Der Fund habe ihm keine Ruhe gelassen
Er habe sich daraufhin zunächst ins Schlafzimmer zurückgezogen. Doch der Fund habe ihm keine Ruhe gelassen und so sei er „in Aufregung und voller Sorge“ ins Wohnzimmer zurückgekehrt. „Er wollte sie fragen, was das soll“, so der Anwalt weiter, und habe dabei die Waffe in die Hand genommen. Dann habe sich ein Schuss gelöst. Er hätte sich vorher vom Zustand der Pistole überzeugen müssen, das habe er nicht getan. So habe er nicht gewusst, dass die Waffe entsichert und geladen gewesen sei. Anschließend habe er die Einsatzkräfte alarmiert. Aus Angst, dass man ihm nicht glauben würde, habe er die Pistole seiner Partnerin in die Hand gelegt.
Nachfragen zur Tat selbst ließ der Angeklagte nicht zu. Stattdessen beschäftigte sich das Gericht mit seinem beruflichen Werdegang, seinem Familienleben, seiner gesundheitlichen Situation. Der Vorsitzende Richter Veiko Böhm zeichnete das Bild eines geregelten Berufslebens nach, stellte dem Angeklagten Fragen zu seiner Familie. Der 84-Jährige schilderte, dass er 52 Jahre mit seiner Frau verheiratet gewesen sei, zwei Kinder sowie Enkelkinder habe, seine Frau vor zehn Jahren an Krebs gestorben sei.
Wenig Details über Beziehung zum Opfer
Über die Beziehung zum Opfer wurde im Verfahren zunächst nur wenig bekannt. Nach dem Tod seiner Ehefrau habe er die neue Partnerin über eine Online-Dating-Plattform kennengelernt, erklärte der 84-Jährige dem Richter. Sie sei von München an den Bodensee gezogen, habe zunächst allein in der Wohnanlage in Berg gewohnt, schließlich sei er zu ihr gezogen.

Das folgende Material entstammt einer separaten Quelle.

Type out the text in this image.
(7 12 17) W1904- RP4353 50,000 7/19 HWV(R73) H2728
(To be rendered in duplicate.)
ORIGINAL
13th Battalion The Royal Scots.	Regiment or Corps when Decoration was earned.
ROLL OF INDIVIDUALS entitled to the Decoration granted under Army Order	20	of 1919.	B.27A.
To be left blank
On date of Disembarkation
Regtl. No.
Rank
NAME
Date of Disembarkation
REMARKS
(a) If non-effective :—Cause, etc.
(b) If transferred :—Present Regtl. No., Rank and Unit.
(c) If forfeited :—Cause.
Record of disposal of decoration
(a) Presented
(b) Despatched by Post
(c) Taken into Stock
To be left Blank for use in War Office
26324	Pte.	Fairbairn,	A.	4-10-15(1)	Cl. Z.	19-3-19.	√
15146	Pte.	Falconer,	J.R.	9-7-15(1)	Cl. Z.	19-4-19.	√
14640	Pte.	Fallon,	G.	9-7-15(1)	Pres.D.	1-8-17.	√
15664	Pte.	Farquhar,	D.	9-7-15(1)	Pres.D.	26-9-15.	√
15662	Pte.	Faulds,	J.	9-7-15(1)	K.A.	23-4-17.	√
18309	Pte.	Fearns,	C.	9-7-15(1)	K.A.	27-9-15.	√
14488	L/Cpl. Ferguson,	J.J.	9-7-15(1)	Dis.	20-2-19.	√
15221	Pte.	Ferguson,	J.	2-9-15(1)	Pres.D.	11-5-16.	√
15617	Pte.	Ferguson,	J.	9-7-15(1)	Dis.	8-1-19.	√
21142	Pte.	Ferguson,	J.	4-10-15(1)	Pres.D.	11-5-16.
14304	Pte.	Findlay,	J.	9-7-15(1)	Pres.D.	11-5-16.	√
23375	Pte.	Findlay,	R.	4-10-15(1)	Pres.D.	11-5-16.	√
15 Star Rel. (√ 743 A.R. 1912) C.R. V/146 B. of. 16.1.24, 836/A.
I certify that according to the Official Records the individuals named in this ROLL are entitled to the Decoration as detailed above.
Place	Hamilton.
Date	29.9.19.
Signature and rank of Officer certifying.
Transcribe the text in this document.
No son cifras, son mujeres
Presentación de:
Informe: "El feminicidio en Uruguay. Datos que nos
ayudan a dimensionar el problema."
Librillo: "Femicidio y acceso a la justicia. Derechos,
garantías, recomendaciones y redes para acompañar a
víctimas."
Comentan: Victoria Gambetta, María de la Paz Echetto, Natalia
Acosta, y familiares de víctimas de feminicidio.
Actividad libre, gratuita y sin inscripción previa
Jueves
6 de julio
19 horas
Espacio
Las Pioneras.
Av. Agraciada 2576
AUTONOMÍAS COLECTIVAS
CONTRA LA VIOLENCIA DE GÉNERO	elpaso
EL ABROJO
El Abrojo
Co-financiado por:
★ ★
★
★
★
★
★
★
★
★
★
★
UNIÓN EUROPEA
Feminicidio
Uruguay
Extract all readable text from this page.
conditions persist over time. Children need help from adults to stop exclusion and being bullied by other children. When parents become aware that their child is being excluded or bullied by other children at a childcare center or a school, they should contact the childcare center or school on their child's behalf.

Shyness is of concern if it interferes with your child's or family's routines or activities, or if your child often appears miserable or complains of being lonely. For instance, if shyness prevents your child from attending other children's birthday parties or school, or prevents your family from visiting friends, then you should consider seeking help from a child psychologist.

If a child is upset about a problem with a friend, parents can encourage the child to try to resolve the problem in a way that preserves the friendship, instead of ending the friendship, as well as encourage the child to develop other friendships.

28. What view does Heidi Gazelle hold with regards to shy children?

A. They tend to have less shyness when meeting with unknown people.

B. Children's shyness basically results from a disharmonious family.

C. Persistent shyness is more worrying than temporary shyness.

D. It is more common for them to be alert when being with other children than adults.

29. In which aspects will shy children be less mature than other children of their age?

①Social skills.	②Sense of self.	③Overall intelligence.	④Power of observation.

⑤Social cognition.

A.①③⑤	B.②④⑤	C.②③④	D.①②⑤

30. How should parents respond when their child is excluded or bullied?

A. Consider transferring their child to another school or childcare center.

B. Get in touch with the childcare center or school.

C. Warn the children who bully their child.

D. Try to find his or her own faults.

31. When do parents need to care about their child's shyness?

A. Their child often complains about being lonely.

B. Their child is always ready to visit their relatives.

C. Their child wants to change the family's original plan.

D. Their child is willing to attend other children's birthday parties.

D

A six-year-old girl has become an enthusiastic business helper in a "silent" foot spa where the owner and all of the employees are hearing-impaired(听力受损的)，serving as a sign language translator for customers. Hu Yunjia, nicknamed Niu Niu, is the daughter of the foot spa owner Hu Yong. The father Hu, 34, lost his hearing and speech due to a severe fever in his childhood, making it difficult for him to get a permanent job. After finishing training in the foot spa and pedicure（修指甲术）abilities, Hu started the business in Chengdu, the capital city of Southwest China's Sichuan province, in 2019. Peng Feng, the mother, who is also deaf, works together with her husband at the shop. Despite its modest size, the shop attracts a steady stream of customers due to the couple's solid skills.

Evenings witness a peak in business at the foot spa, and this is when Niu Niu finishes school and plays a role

Am Nachmittag des ersten Prozesstages wurden die ersten Zeugen angehört. „Als der Angeklagte sich die Hände desinfiziert hat, obwohl ich ihn kurz zuvor aufgefordert hatte, es nicht zu tun, bin ich stutzig geworden“, sagte ein Beamter. Auch der Notarzt war schnell davon ausgegangen, dass es sich „um einen Tatort handelt“. Ungereimtheiten waren dem Kriminaldauerdienst bei der Leichenschau aufgefallen, etwa durch die Lage des Leichnams, den Blutaustritt oder ein nicht auffindbares Projektil.
Eifersucht als Motiv?
Der Angeklagte hatte mehreren Zeugen berichtet, seine Partnerin habe Kontakt mit einem anderen Mann gehabt. Entsprechende Nachrichten habe er auf ihrem Handy gefunden. Auch im Gespräch mit dem Sachverständigen Hermann Assfalg hatte er von solchen Liebesnachrichten auf ihrem Smartphone gesprochen. Seine Beziehung beschrieb er dem Gutachter dennoch insgesamt als harmonisch. Auch wenn seine Partnerin zuletzt vermehrt an ihm herumgemeckert habe und offenbar unzufrieden mit ihm gewesen sei.
Der Prozess wird am 4. April um 8.30 Uhr fortgesetzt. Insgesamt sind für das Verfahren fünf Verhandlungstage vorgesehen.